As the political scientists Stefano Bartolini and Peter Mair observed with regard to electoral changes in the 1980s, underlying these big gains and losses at the party level is a relative stability at the bloc level. In terms of aggregate scores, the left wing parties (the SPD and Greens) largely offset each other, as did the two right wing parties (the CSU and AfD). In fact, the biggest gains were in the centre, or better centre-right, where two smaller parties (the Free Democratic party and Free Voters) won, collectively, 4.4 per cent of the vote.
Does this mean little changed? Far from it. First of all, both “blocs” have shifted ideologically, with the right becoming more radical right and the left becoming more left. We have seen this across (western) Europe, with not just radical right parties gaining, but also mainstream parties moving further to the right. Similarly, in many countries, including Belgium and the Netherlands, we see social democratic parties lose (big) and Green parties, and sometimes the radical left, win (big). In these cases, the bloc moves (somewhat) to the left.
Second, the party system, including the left and right blocs, has become more fragmented. Not only in terms of the number of parties that gain entry into the parliament, but particularly in terms of their relative size. Few party systems still have one, let alone two, parties that gain more than a third of the vote. Most parties today are medium-sized, which means the blocs no longer consist of a big social democratic party and a small Green party, but two near equal-sized parties. This changes the power dynamics both between and within the blocs.
Third, individual volatility is much higher than aggregate volatility, and it doesn’t take place simply within the blocs either. For example, the CSU lost almost as many voters to the AfD as to the Greens, while the SPD lost almost as many voters to the right-wing parties (CSU and AfD) as to the Greens. Similarly, in the most recent Swedish elections, which saw relatively modest changes in party success, and virtually none in terms of blocs, a record number of voters switched party.
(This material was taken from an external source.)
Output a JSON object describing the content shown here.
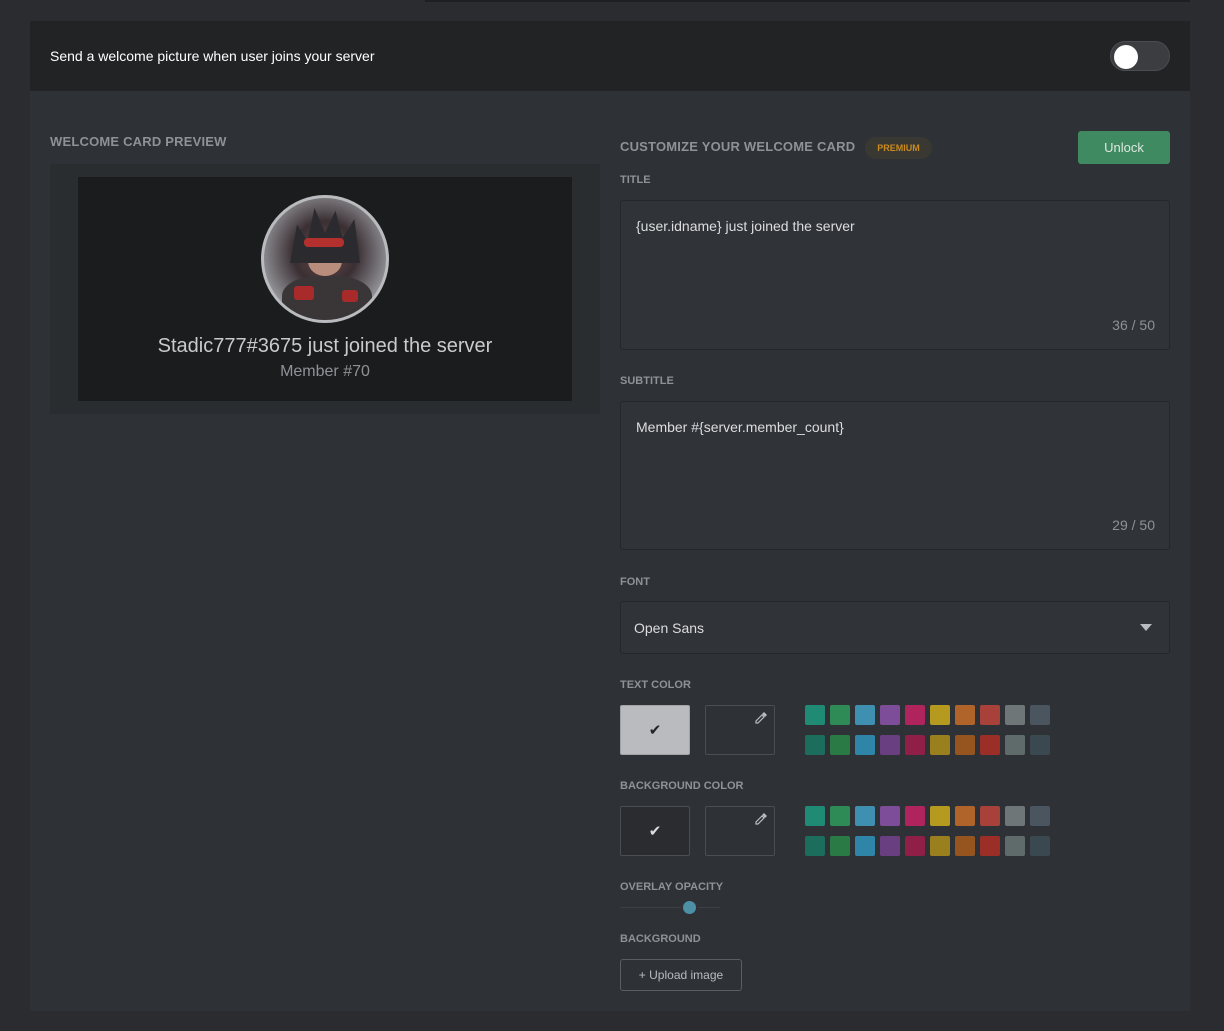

Which leads us to the real story of the European elections, and of most recent elections on the continent. While it is true that populist parties, and more specifically populist radical right parties, have been on the rise in the 21st century, this is only one part of a bigger, and more important story: namely the transformation of European party politics.
This transformation affects all parties, not just the populist ones. Centre-left parties are the main losers, greens and radical right parties the main winners, while centre-right parties survive, and sometimes prosper (at least in the short term), by moving sharply right. In addition to the Rechtsruck (political swing to the right), primarily in socio-cultural terms (notably immigration and integration), it has also led to more problematic and prolonged coalition formation processes, from Germany to Sweden, and more vulnerable coalition governments.
This transformation of European politics deserves more attention from academics and journalists alike, who too often get distracted by a simplistic “populists versus establishment” frame, and reduce stability and volatility to gains and losses of individual parties. As Bob Dylan sang more than 50 years ago, “The times they are a changin’” — but this time we need less rigid weathermen to know which way the wind blows.
Cas Mudde is a columnist and political scientist who focuses on political extremism and populism in Europe and the US.